As we now know, the justices routinely use Google to research their opinions.
Talk about slippery slopes.




In keeping with the zeitgeist of the day where it seems that everyone is so partisan that no-one can just abide by simple honesty and argue from there, the lawyer friend of the Mother Jones’ writer isn’t practicing such simple honesty.
In the first place even if “the issue” (of forcing people to buy a private product) was “squarely within existing precedent” it’s especially laughable for a Lefty to call a challenge to that idea “superficial” or “bullshit points.”
It might, after all, be said that just about the entire jurisprudential project of the modern Left (since, say, the Sixties) has been to go about over-turning existing precedent in favor of what holdings it likes. (With no-one needing to say anything more than … “the Warren Court” to establish the truth of this.)
So there already is one bit of disingenuousness.
But then there’s the utterly bald dishonesty for this lawyer to say that the issue is “squarely” within existing precedent, because it is not.
He’s free to say that forcing people to buy a private product is a “superficial” difference from other cases where the government has, for instance, forced people *not* to buy or sell some private good, or even to not produce a private good for one’s own consumption (wheat).
But it is simply and clearly beyond personal opinion to go beyond that.
Indeed I’d even have to admit that the difference here can seem small and clearly towards the superficial end of the scale, and that it is does clearly tend towards the “bullshit” end of the spectrum to see this difference as some be-all and end-all distinction. And I’d even agree that the slippery-slope argument proves too much here.
But it still does not make the present issue “squarely within” former precedent because again there is no square precedent for it, period.

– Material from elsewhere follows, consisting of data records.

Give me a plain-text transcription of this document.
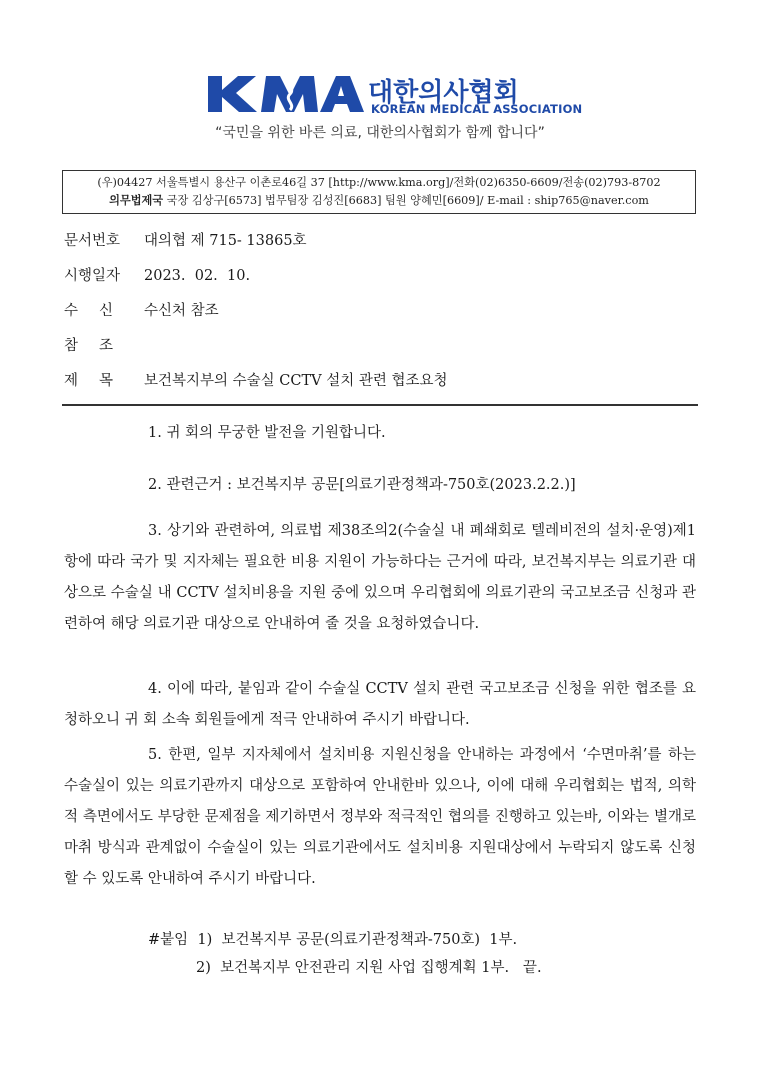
대한의사협회
KOREAN MEDICAL ASSOCIATION
“국민을 위한 바른 의료, 대한의사협회가 함께 합니다”
(우)04427 서울특별시 용산구 이촌로46길 37 [http://www.kma.org]/전화(02)6350-6609/전송(02)793-8702
의무법제국 국장 김상구[6573] 법무팀장 김성진[6683] 팀원 양혜민[6609]/ E-mail : ship765@naver.com
문서번호 대의협 제 715- 13865호
시행일자 2023.  02.  10.
수신 수신처 참조
참조
제목 보건복지부의 수술실 CCTV 설치 관련 협조요청
1. 귀 회의 무궁한 발전을 기원합니다.
2. 관련근거 : 보건복지부 공문[의료기관정책과-750호(2023.2.2.)]
3. 상기와 관련하여, 의료법 제38조의2(수술실 내 폐쇄회로 텔레비전의 설치·운영)제1항에 따라 국가 및 지자체는 필요한 비용 지원이 가능하다는 근거에 따라, 보건복지부는 의료기관 대상으로 수술실 내 CCTV 설치비용을 지원 중에 있으며 우리협회에 의료기관의 국고보조금 신청과 관련하여 해당 의료기관 대상으로 안내하여 줄 것을 요청하였습니다.
4. 이에 따라, 붙임과 같이 수술실 CCTV 설치 관련 국고보조금 신청을 위한 협조를 요청하오니 귀 회 소속 회원들에게 적극 안내하여 주시기 바랍니다.
5. 한편, 일부 지자체에서 설치비용 지원신청을 안내하는 과정에서 ‘수면마취’를 하는 수술실이 있는 의료기관까지 대상으로 포함하여 안내한바 있으나, 이에 대해 우리협회는 법적, 의학적 측면에서도 부당한 문제점을 제기하면서 정부와 적극적인 협의를 진행하고 있는바, 이와는 별개로 마취 방식과 관계없이 수술실이 있는 의료기관에서도 설치비용 지원대상에서 누락되지 않도록 신청할 수 있도록 안내하여 주시기 바랍니다.
#붙임  1)  보건복지부 공문(의료기관정책과-750호)  1부.
2)  보건복지부 안전관리 지원 사업 집행계획 1부.   끝.
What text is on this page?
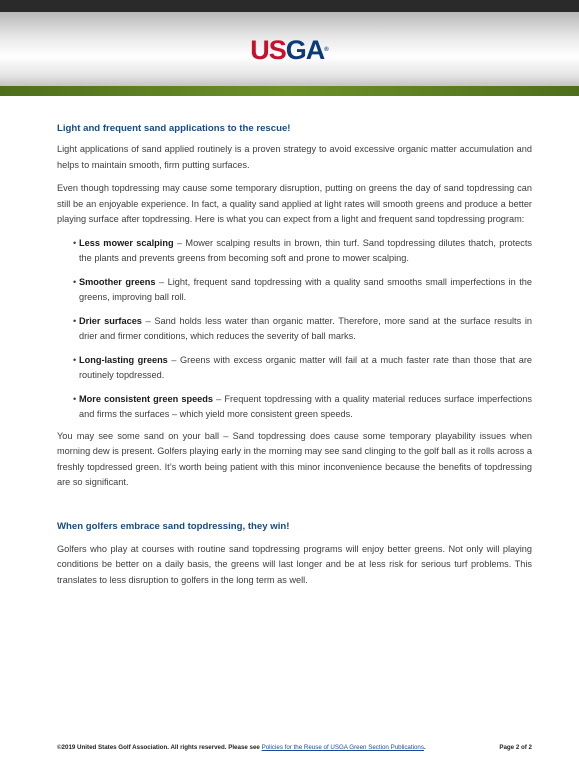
USGA®
Light and frequent sand applications to the rescue!

Light applications of sand applied routinely is a proven strategy to avoid excessive organic matter accumulation and helps to maintain smooth, firm putting surfaces.

Even though topdressing may cause some temporary disruption, putting on greens the day of sand topdressing can still be an enjoyable experience. In fact, a quality sand applied at light rates will smooth greens and produce a better playing surface after topdressing. Here is what you can expect from a light and frequent sand topdressing program:

• Less mower scalping – Mower scalping results in brown, thin turf. Sand topdressing dilutes thatch, protects the plants and prevents greens from becoming soft and prone to mower scalping.
• Smoother greens – Light, frequent sand topdressing with a quality sand smooths small imperfections in the greens, improving ball roll.
• Drier surfaces – Sand holds less water than organic matter. Therefore, more sand at the surface results in drier and firmer conditions, which reduces the severity of ball marks.
• Long-lasting greens – Greens with excess organic matter will fail at a much faster rate than those that are routinely topdressed.
• More consistent green speeds – Frequent topdressing with a quality material reduces surface imperfections and firms the surfaces – which yield more consistent green speeds.

You may see some sand on your ball – Sand topdressing does cause some temporary playability issues when morning dew is present. Golfers playing early in the morning may see sand clinging to the golf ball as it rolls across a freshly topdressed green. It’s worth being patient with this minor inconvenience because the benefits of topdressing are so significant.

When golfers embrace sand topdressing, they win!

Golfers who play at courses with routine sand topdressing programs will enjoy better greens. Not only will playing conditions be better on a daily basis, the greens will last longer and be at less risk for serious turf problems. This translates to less disruption to golfers in the long term as well.

©2019 United States Golf Association. All rights reserved. Please see Policies for the Reuse of USGA Green Section Publications.	Page 2 of 2
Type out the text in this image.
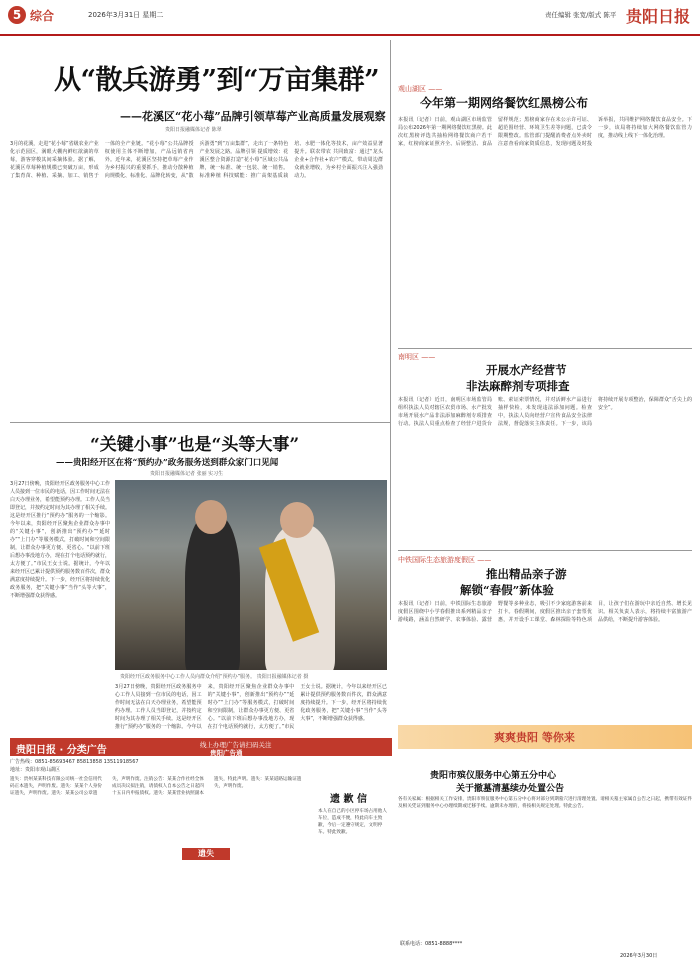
5 综合	2026年3月31日 星期二	责任编辑 张宽/版式 陈平 贵阳日报
从“散兵游勇”到“万亩集群”
——花溪区“花小莓”品牌引领草莓产业高质量发展观察
贵阳日报融媒体记者 陈翠
3月的花溪，走进“花小莓”省级农业产业化示范园区，满眼大棚内鲜红欲滴的草莓，游客穿梭其间采摘体验。据了解，花溪区草莓种植规模已突破万亩，形成了集育苗、种植、采摘、加工、销售于一体的全产业链。“花小莓”公共品牌授权使用主体不断增加，产品远销省内外。近年来，花溪区坚持把草莓产业作为乡村振兴的重要抓手，推动分散种植向规模化、标准化、品牌化转变，从“散兵游勇”到“万亩集群”，走出了一条特色产业发展之路。品牌引领 提质增效：花溪区整合资源打造“花小莓”区域公共品牌，统一标准、统一包装、统一销售。标准种植 科技赋能：推广高架基质栽培、水肥一体化等技术，亩产效益显著提升。联农带农 共同致富：通过“龙头企业+合作社+农户”模式，带动周边群众就业增收，为乡村全面振兴注入强劲动力。
观山湖区 ——
今年第一期网络餐饮红黑榜公布
本报讯（记者）日前，观山湖区市场监管局公布2026年第一期网络餐饮红黑榜。此次红黑榜评选共抽检网络餐饮商户若干家，红榜商家证照齐全、后厨整洁、食品留样规范；黑榜商家存在未公示许可证、超范围经营、环境卫生差等问题，已责令限期整改。监管部门提醒消费者点外卖时注意查看商家资质信息，发现问题及时投诉举报，共同维护网络餐饮食品安全。下一步，该局将持续加大网络餐饮监管力度，推动线上线下一体化治理。
南明区 ——
开展水产经营节
非法麻醉剂专项排查
本报讯（记者）近日，南明区市场监管局组织执法人员对辖区农贸市场、水产批发市场开展水产品非法添加麻醉剂专项排查行动。执法人员重点检查了经营户进货台账、索证索票情况，并对活鲜水产品进行抽样快检，未发现违法添加问题。检查中，执法人员向经营户宣传食品安全法律法规，督促落实主体责任。下一步，该局将持续开展专项整治，保障群众“舌尖上的安全”。
中铁国际生态旅游度假区 ——
推出精品亲子游
解锁“春假”新体验
本报讯（记者）日前，中铁国际生态旅游度假区围绕中小学春假推出系列精品亲子游线路，涵盖自然研学、农事体验、露营野餐等多种业态，吸引不少家庭游客前来打卡。春假期间，度假区推出亲子套票优惠，并开设手工课堂、森林探险等特色项目，让孩子们在游玩中亲近自然、增长见识。相关负责人表示，将持续丰富旅游产品供给，不断提升游客体验。
“关键小事”也是“头等大事”
——贵阳经开区在将“预约办”政务服务送到群众家门口见闻
贵阳日报融媒体记者 张丽 实习生
3月27日傍晚，贵阳经开区政务服务中心工作人员接到一位市民的电话，因工作时间无法在白天办理业务，希望能预约办理。工作人员当即登记，并按约定时间为其办理了相关手续。这是经开区推行“预约办”服务的一个缩影。今年以来，贵阳经开区聚焦企业群众办事中的“关键小事”，创新推出“预约办”“延时办”“上门办”等服务模式，打破时间和空间限制，让群众办事更方便、更省心。“以前下班后想办事没地方办，现在打个电话预约就行，太方便了。”市民王女士说。据统计，今年以来经开区已累计提供预约服务数百件次，群众满意度持续提升。下一步，经开区将持续优化政务服务，把“关键小事”当作“头等大事”，不断增强群众获得感。
贵阳经开区政务服务中心工作人员向群众介绍“预约办”服务。 贵阳日报融媒体记者 摄
3月27日傍晚，贵阳经开区政务服务中心工作人员接到一位市民的电话，因工作时间无法在白天办理业务，希望能预约办理。工作人员当即登记，并按约定时间为其办理了相关手续。这是经开区推行“预约办”服务的一个缩影。今年以来，贵阳经开区聚焦企业群众办事中的“关键小事”，创新推出“预约办”“延时办”“上门办”等服务模式，打破时间和空间限制，让群众办事更方便、更省心。“以前下班后想办事没地方办，现在打个电话预约就行，太方便了。”市民王女士说。据统计，今年以来经开区已累计提供预约服务数百件次，群众满意度持续提升。下一步，经开区将持续优化政务服务，把“关键小事”当作“头等大事”，不断增强群众获得感。
爽爽贵阳 等你来
贵阳日报 · 分类广告	线上办理广告请扫码关注
贵阳广告通
广告热线：0851-85693467 85813858 13511918567
地址：贵阳市观山湖区
遗失
遗失：贵州某某科技有限公司统一社会信用代码正本遗失，声明作废。遗失：某某个人身份证遗失，声明作废。遗失：某某公司公章遗失，声明作废。注销公告：某某合作社经全体成员决议拟注销，请债权人自本公告之日起四十五日内申报债权。遗失：某某营业执照副本遗失，特此声明。遗失：某某道路运输证遗失，声明作废。
遗 歉 信
本人在自己的小区停车场占用他人车位，造成不便，特此向车主致歉，今后一定遵守规定，文明停车。特此致歉。
贵阳市殡仪服务中心第五分中心
关于撤墓清墓续办处置公告
各有关家属：根据相关工作安排，贵阳市殡仪服务中心第五分中心将对部分到期墓穴进行清理处置。请相关墓主家属自公告之日起，携带有效证件及相关凭证到服务中心办理续期或迁移手续。逾期未办理的，将按相关规定处理。特此公告。
联系电话：0851-8888****
2026年3月30日
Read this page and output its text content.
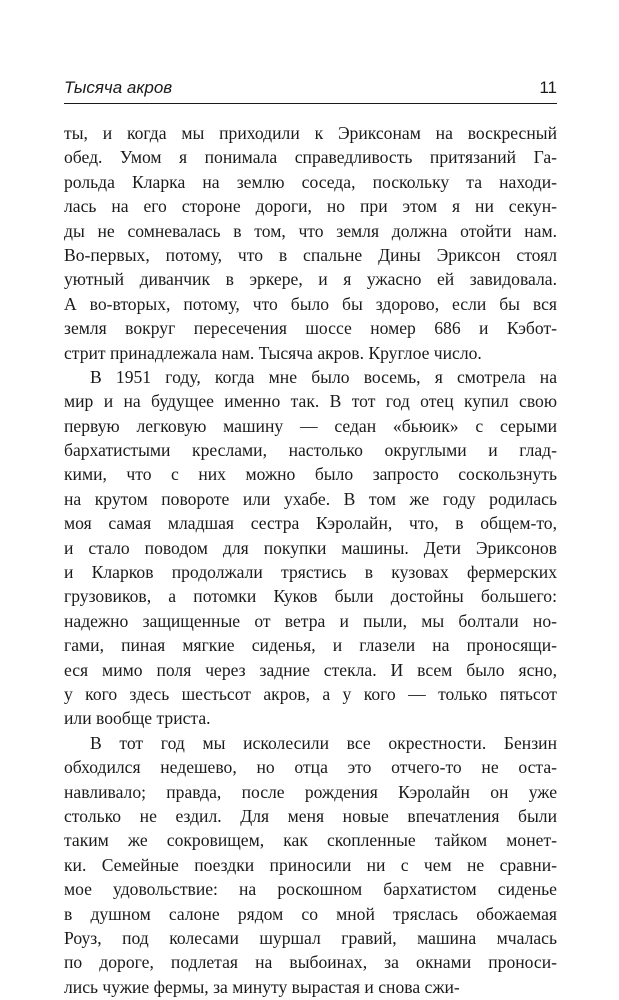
Тысяча акров	11
ты, и когда мы приходили к Эриксонам на воскресный
обед. Умом я понимала справедливость притязаний Га-
рольда Кларка на землю соседа, поскольку та находи-
лась на его стороне дороги, но при этом я ни секун-
ды не сомневалась в том, что земля должна отойти нам.
Во-первых, потому, что в спальне Дины Эриксон стоял
уютный диванчик в эркере, и я ужасно ей завидовала.
А во-вторых, потому, что было бы здорово, если бы вся
земля вокруг пересечения шоссе номер 686 и Кэбот-
стрит принадлежала нам. Тысяча акров. Круглое число.
В 1951 году, когда мне было восемь, я смотрела на
мир и на будущее именно так. В тот год отец купил свою
первую легковую машину — седан «бьюик» с серыми
бархатистыми креслами, настолько округлыми и глад-
кими, что с них можно было запросто соскользнуть
на крутом повороте или ухабе. В том же году родилась
моя самая младшая сестра Кэролайн, что, в общем-то,
и стало поводом для покупки машины. Дети Эриксонов
и Кларков продолжали трястись в кузовах фермерских
грузовиков, а потомки Куков были достойны большего:
надежно защищенные от ветра и пыли, мы болтали но-
гами, пиная мягкие сиденья, и глазели на проносящи-
еся мимо поля через задние стекла. И всем было ясно,
у кого здесь шестьсот акров, а у кого — только пятьсот
или вообще триста.
В тот год мы исколесили все окрестности. Бензин
обходился недешево, но отца это отчего-то не оста-
навливало; правда, после рождения Кэролайн он уже
столько не ездил. Для меня новые впечатления были
таким же сокровищем, как скопленные тайком монет-
ки. Семейные поездки приносили ни с чем не сравни-
мое удовольствие: на роскошном бархатистом сиденье
в душном салоне рядом со мной тряслась обожаемая
Роуз, под колесами шуршал гравий, машина мчалась
по дороге, подлетая на выбоинах, за окнами проноси-
лись чужие фермы, за минуту вырастая и снова сжи-
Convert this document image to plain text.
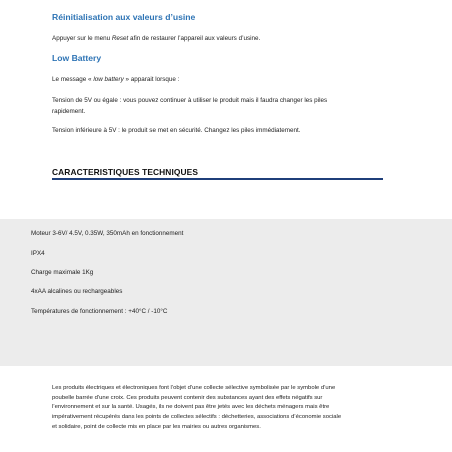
Réinitialisation aux valeurs d’usine

Appuyer sur le menu Reset afin de restaurer l’appareil aux valeurs d’usine.

Low Battery

Le message « low battery » apparait lorsque :

Tension de 5V ou égale : vous pouvez continuer à utiliser le produit mais il faudra changer les piles

rapidement.

Tension inférieure à 5V : le produit se met en sécurité. Changez les piles immédiatement.

CARACTERISTIQUES TECHNIQUES

Moteur 3-6V/ 4.5V, 0.35W, 350mAh en fonctionnement

IPX4

Charge maximale 1Kg

4xAA alcalines ou rechargeables

Températures de fonctionnement : +40°C / -10°C

Les produits électriques et électroniques font l’objet d’une collecte sélective symbolisée par le symbole d’une
poubelle barrée d’une croix. Ces produits peuvent contenir des substances ayant des effets négatifs sur
l’environnement et sur la santé. Usagés, ils ne doivent pas être jetés avec les déchets ménagers mais être
impérativement récupérés dans les points de collectes sélectifs : déchetteries, associations d’économie sociale
et solidaire, point de collecte mis en place par les mairies ou autres organismes.
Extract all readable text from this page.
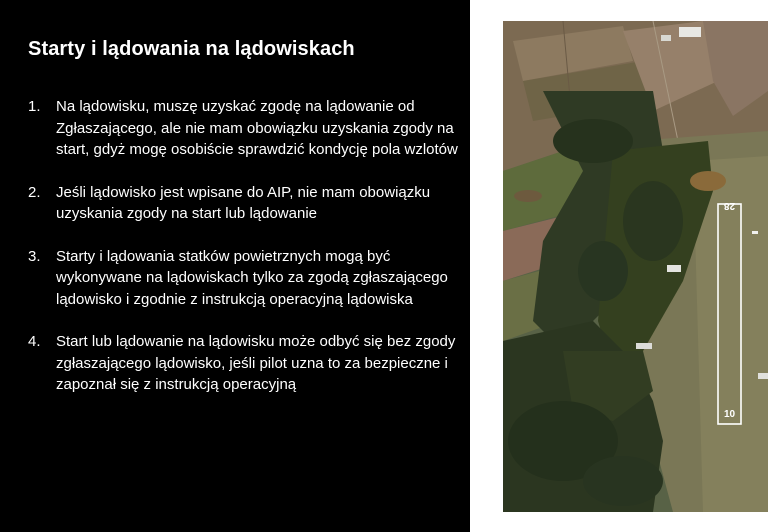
Starty i lądowania na lądowiskach
1. Na lądowisku, muszę uzyskać zgodę na lądowanie od Zgłaszającego, ale nie mam obowiązku uzyskania zgody na start, gdyż mogę osobiście sprawdzić kondycję pola wzlotów
2. Jeśli lądowisko jest wpisane do AIP, nie mam obowiązku uzyskania zgody na start lub lądowanie
3. Starty i lądowania statków powietrznych mogą być wykonywane na lądowiskach tylko za zgodą zgłaszającego lądowisko i zgodnie z instrukcją operacyjną lądowiska
4. Start lub lądowanie na lądowisku może odbyć się bez zgody zgłaszającego lądowisko, jeśli pilot uzna to za bezpieczne i zapoznał się z instrukcją operacyjną
28
10
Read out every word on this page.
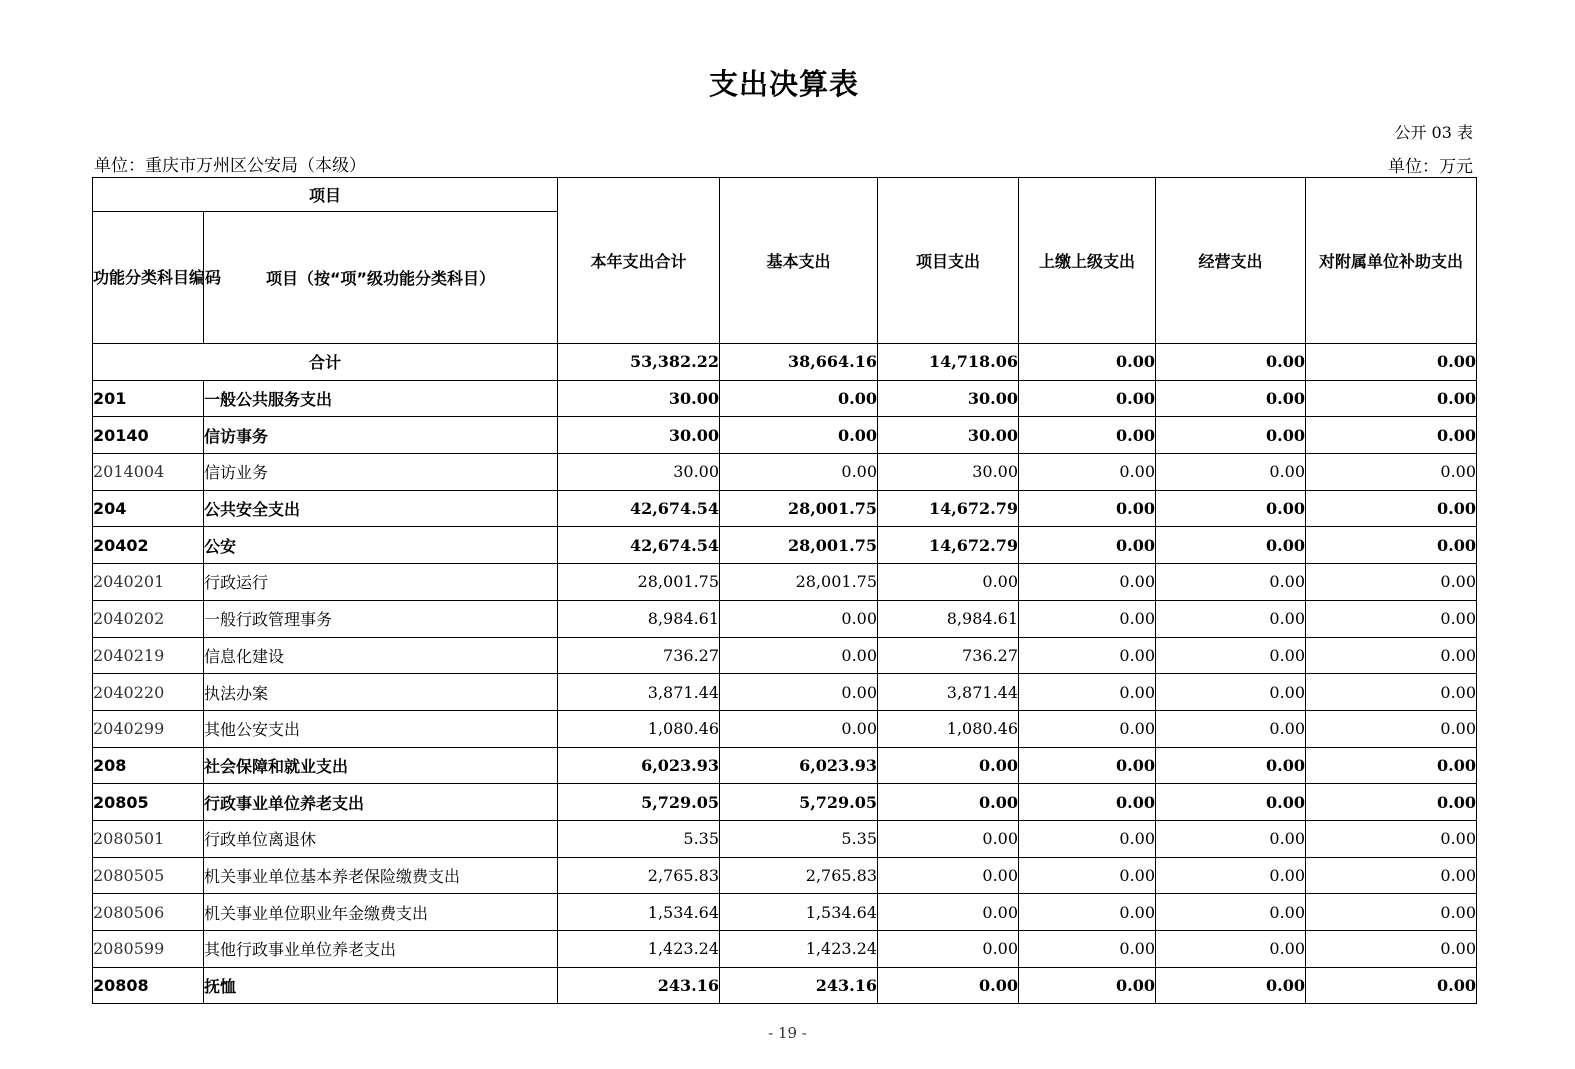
支出决算表
公开 03 表
单位：重庆市万州区公安局（本级）	单位：万元
项目		本年支出合计	基本支出	项目支出	上缴上级支出	经营支出	对附属单位补助支出
功能分类科目编码	项目（按“项”级功能分类科目）						
合计		53,382.22	38,664.16	14,718.06	0.00	0.00	0.00
201	一般公共服务支出	30.00	0.00	30.00	0.00	0.00	0.00
20140	信访事务	30.00	0.00	30.00	0.00	0.00	0.00
2014004	信访业务	30.00	0.00	30.00	0.00	0.00	0.00
204	公共安全支出	42,674.54	28,001.75	14,672.79	0.00	0.00	0.00
20402	公安	42,674.54	28,001.75	14,672.79	0.00	0.00	0.00
2040201	行政运行	28,001.75	28,001.75	0.00	0.00	0.00	0.00
2040202	一般行政管理事务	8,984.61	0.00	8,984.61	0.00	0.00	0.00
2040219	信息化建设	736.27	0.00	736.27	0.00	0.00	0.00
2040220	执法办案	3,871.44	0.00	3,871.44	0.00	0.00	0.00
2040299	其他公安支出	1,080.46	0.00	1,080.46	0.00	0.00	0.00
208	社会保障和就业支出	6,023.93	6,023.93	0.00	0.00	0.00	0.00
20805	行政事业单位养老支出	5,729.05	5,729.05	0.00	0.00	0.00	0.00
2080501	行政单位离退休	5.35	5.35	0.00	0.00	0.00	0.00
2080505	机关事业单位基本养老保险缴费支出	2,765.83	2,765.83	0.00	0.00	0.00	0.00
2080506	机关事业单位职业年金缴费支出	1,534.64	1,534.64	0.00	0.00	0.00	0.00
2080599	其他行政事业单位养老支出	1,423.24	1,423.24	0.00	0.00	0.00	0.00
20808	抚恤	243.16	243.16	0.00	0.00	0.00	0.00
- 19 -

This kind of crap—seen on both Left and Right these days—is so freaking disheartening. And stupid. Why lie even about something like this? Did this guy/Mother Jones really think he/they were going to fool some SCOTUS Justice into believing there was some (un-named) square precedent?
Of course not. It’s just this zealousness of today, and it is stupid because it is so bloody counterproductive. I lie to you about some background fact on an issue of the day that’s sure to come out to you someday and what have I gained other than your perpetual distrust for anything else I say in the future about anything else?
And even if that’s understood, and recognized that “the other side lies too” what’s the purpose? To throw away the opportunity for credibility?
No in fact it can seem there’s damn near a conspiracy on every side to so flood every debate with lies that nobody believes anything, because boy does that sure seem to be the state of things today.
We’re living in a society ruled by zealots, and God help us all.